— Вихрова к командиру!
Растерянный и печальный вид разведчиков тронул Чалого.
— Поняли, шельмы? — строго спросил он, а в голосе слышалась отеческая доброта.
— Поняли, как есть, товарищ командир!
— Шабля, отволоки своего болвана вот туда под кусты, чтобы солнце не пекло голову его благородию. Да скажи поварам, нехай кормят вас получше, чтобы раны скорее зажили.

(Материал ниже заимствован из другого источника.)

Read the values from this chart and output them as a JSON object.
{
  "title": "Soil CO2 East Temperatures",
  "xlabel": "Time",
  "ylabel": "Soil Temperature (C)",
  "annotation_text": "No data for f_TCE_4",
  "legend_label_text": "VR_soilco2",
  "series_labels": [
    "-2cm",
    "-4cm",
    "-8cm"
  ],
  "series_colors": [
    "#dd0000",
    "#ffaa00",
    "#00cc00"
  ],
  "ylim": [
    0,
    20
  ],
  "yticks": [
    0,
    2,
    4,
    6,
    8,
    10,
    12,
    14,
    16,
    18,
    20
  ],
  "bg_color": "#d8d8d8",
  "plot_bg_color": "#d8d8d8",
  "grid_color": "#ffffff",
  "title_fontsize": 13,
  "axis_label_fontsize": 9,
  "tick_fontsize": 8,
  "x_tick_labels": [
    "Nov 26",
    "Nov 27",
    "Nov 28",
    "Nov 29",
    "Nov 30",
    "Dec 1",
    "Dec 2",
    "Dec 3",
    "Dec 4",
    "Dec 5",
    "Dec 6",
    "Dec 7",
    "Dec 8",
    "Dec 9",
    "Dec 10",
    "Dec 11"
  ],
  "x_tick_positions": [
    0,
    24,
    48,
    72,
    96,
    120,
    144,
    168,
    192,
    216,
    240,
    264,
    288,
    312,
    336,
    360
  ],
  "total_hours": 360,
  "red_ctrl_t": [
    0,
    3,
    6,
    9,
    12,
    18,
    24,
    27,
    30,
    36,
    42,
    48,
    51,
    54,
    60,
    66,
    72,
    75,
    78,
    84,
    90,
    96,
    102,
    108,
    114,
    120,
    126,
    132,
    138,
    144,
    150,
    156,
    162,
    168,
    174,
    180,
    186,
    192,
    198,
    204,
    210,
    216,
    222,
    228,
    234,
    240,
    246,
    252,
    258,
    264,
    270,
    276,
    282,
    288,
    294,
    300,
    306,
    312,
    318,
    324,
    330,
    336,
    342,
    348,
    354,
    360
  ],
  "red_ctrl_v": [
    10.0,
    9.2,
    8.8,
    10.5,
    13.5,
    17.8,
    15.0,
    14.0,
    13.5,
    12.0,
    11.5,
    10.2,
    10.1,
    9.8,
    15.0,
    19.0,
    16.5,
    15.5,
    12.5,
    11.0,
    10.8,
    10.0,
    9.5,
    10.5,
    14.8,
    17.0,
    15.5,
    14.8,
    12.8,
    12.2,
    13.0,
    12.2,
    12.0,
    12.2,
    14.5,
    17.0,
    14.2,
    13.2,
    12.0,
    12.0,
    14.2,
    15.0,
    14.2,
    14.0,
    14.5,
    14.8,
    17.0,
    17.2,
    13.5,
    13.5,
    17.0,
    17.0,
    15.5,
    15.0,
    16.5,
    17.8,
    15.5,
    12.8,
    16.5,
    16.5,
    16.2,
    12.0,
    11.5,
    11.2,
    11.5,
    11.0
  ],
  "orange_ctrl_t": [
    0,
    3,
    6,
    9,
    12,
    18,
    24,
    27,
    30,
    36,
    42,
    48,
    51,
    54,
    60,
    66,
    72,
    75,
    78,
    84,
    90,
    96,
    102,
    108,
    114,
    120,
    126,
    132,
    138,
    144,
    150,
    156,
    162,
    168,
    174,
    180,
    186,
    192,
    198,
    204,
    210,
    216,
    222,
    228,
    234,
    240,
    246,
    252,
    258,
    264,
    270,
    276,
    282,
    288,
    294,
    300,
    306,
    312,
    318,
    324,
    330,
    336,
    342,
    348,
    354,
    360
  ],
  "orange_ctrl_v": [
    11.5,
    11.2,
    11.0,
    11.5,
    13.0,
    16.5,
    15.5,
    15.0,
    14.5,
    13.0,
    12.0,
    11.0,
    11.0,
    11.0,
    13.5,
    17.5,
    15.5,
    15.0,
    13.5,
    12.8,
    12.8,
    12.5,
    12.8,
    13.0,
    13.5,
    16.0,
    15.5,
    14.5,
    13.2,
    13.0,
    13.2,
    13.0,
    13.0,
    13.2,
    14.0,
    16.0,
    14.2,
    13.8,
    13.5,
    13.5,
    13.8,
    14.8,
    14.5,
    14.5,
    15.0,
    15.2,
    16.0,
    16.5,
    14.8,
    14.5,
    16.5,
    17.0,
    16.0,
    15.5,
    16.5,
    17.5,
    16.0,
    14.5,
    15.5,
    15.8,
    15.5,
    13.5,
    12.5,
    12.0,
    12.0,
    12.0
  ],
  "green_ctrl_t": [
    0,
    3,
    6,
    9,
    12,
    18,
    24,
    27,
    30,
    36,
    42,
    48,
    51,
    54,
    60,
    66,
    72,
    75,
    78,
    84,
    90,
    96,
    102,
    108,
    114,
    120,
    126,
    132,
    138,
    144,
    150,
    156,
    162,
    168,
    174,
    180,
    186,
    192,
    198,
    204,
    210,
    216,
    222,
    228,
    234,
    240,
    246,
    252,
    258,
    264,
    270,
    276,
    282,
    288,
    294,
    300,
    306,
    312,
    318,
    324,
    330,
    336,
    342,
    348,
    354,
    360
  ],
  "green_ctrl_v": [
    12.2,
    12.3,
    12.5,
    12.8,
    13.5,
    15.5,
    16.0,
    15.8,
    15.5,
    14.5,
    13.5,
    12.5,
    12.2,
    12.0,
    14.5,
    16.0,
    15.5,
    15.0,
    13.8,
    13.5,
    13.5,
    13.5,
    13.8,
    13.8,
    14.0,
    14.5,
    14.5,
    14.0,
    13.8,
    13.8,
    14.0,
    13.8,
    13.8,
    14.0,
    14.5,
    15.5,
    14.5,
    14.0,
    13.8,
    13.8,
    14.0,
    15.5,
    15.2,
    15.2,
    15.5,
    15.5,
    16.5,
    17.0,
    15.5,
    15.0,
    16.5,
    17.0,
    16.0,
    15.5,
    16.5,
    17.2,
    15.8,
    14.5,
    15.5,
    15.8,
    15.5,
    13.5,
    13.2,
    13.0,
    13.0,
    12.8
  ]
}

Шабля, ходивший в разведку вместе с Сулимом, так и не знал, что же случилось с другом на руднике «Мария». И Сашко стал рассказывать ему подробности ночного поиска:
— Пойми ты… Она мне, эта дивчина, никакая не невеста. Я ее никогда в жизни не видал. Это сестра Вани Радченко… Я только знал по рассказам Ивана, где ихний дом, и хотел заскочить к матери и сестренке и сказать, чтобы не дожидались больше Ивана… Дом ихний возле шахтной конторы. Там и штаб шкуровцев. Конечно, риск был большой… Вот и застукали меня, первым выстрелом, гады, попали в плечо, и я побежал в степь… Ты что?
Сашко почудилось, будто Шабля плакал.
— Ничего я… — сквозь слезы ответил Шабля. — А записку ты какую приклеил?
— Чудак… Никакой записки я не писал, нельзя было настораживать врага. Я тебе наврал про записку.
И все-таки Шабля плакал. Сашко не верил своим глазам и готов был выругаться, потому что презирал человеческие слабости, а слезы не мог видеть. Что это за боец, если плачет…
— Хороший ты, Сашко, — сказал вдруг Шабля. — Не зря Ваня Радченко любил тебя. Верное у тебя сердце…
Сашко вдруг ощутил в себе прилив непонятной нежности к другу.
— Шабля ты моя вострая, — обнял он товарища. — Теперь ты мне друг во веки веков. Только чудной ты, вроде мешком из-за угла ударенный.
— Почему?
— Не куришь, не ругаешься. Песни буржуйские знаешь… У нас на шахте коногоны знаешь как ругаются, аж листья с деревьев сыпятся. Ничего… Сделаем из тебя человека. Ты мне, подлец, жизню спас, и я за тебя голову сложу… Как в той песне:
Чалый готовился к бою. Не так просто драться одному эскадрону с двумя, да еще отпетыми шкуровцами. Каждую минуту на рудник могла подойти артиллерия. Поэтому, прежде чем начать атаку, командир и комиссар решили узнать о противнике подробнее, изучить подступы к руднику. Для этого назначили двух разведчиков — Вихрова, а с ним Шаблю. Обоих нарядили нищими — слепец с поводырем. План разведки был дерзким — проникнуть на рудник среди белого дня.
Чалый вызвал Шаблю, объяснил задачу, а под конец напомнил:
— Только знай: прежняя вина с тебя не снимается, арест отбудешь, когда вернешься. Понял, чижик?
— Все понятно, товарищ командир! — весело отрапортовал Шабля, гордый новым поручением, и неумело козырнул, приложив ладонь к стриженой голове.
Сашко Сулим не находил себе места от неясной тревоги. Он боялся за Шаблю. Ему казалось, что в минуту опасности никто не мог бы защитить Шаблю так, как он.
Когда разведчики собрались, Сашко подошел к Шабле и впервые назвал его по имени:
— Федя, ты, пацан, гляди, голову под пули не подставляй.
До позднего вечера от разведчиков не было вестей. Эскадрон, готовый к бою, напряженно ждал.
Уже стемнело, звезды зажглись на небе, а разведчиков все не было. Чалый разделил эскадрон на две группы. Одну из них, под командой комиссара Бережного, он предполагал послать в обход рудника, и те по сигналу красной ракеты должны были ударить с тыла. Вторую, с пятьюдесятью саблями, взялся провести по балкам к руднику сам Чалый, чтобы атаковать белых в лоб. Успех операции зависел от донесения разведки.
Бойцы напряженно всматривались в темную степь. Чалый уже думал, не послать ли новую разведку, как вдруг перед ним предстал обессиленный от потери крови Вихров.
— Шаблю опознали, товарищ командир. Мы уже вертались обратно, когда мальчонка увидал шкуровского офицера, который лично казнил его отца и мать. Не удержался — бросил гранату, убил офицера и человек пять белых. Мы убегали дворами, а тут верховые наперерез…
Разведчик передал Чалому схему расположения противника, удобные подходы с трех сторон. И добавил, что Шабля, хотя и схвачен белыми, наверно, еще жив.
Сашко Сулим подбежал к Чалому.
— Товарищ командир, разрешите… я выручу Шаблю!
— По коням! — скомандовал Чалый, и всадники помчались по степи, озаренной красным светом взвившейся в небо ракеты.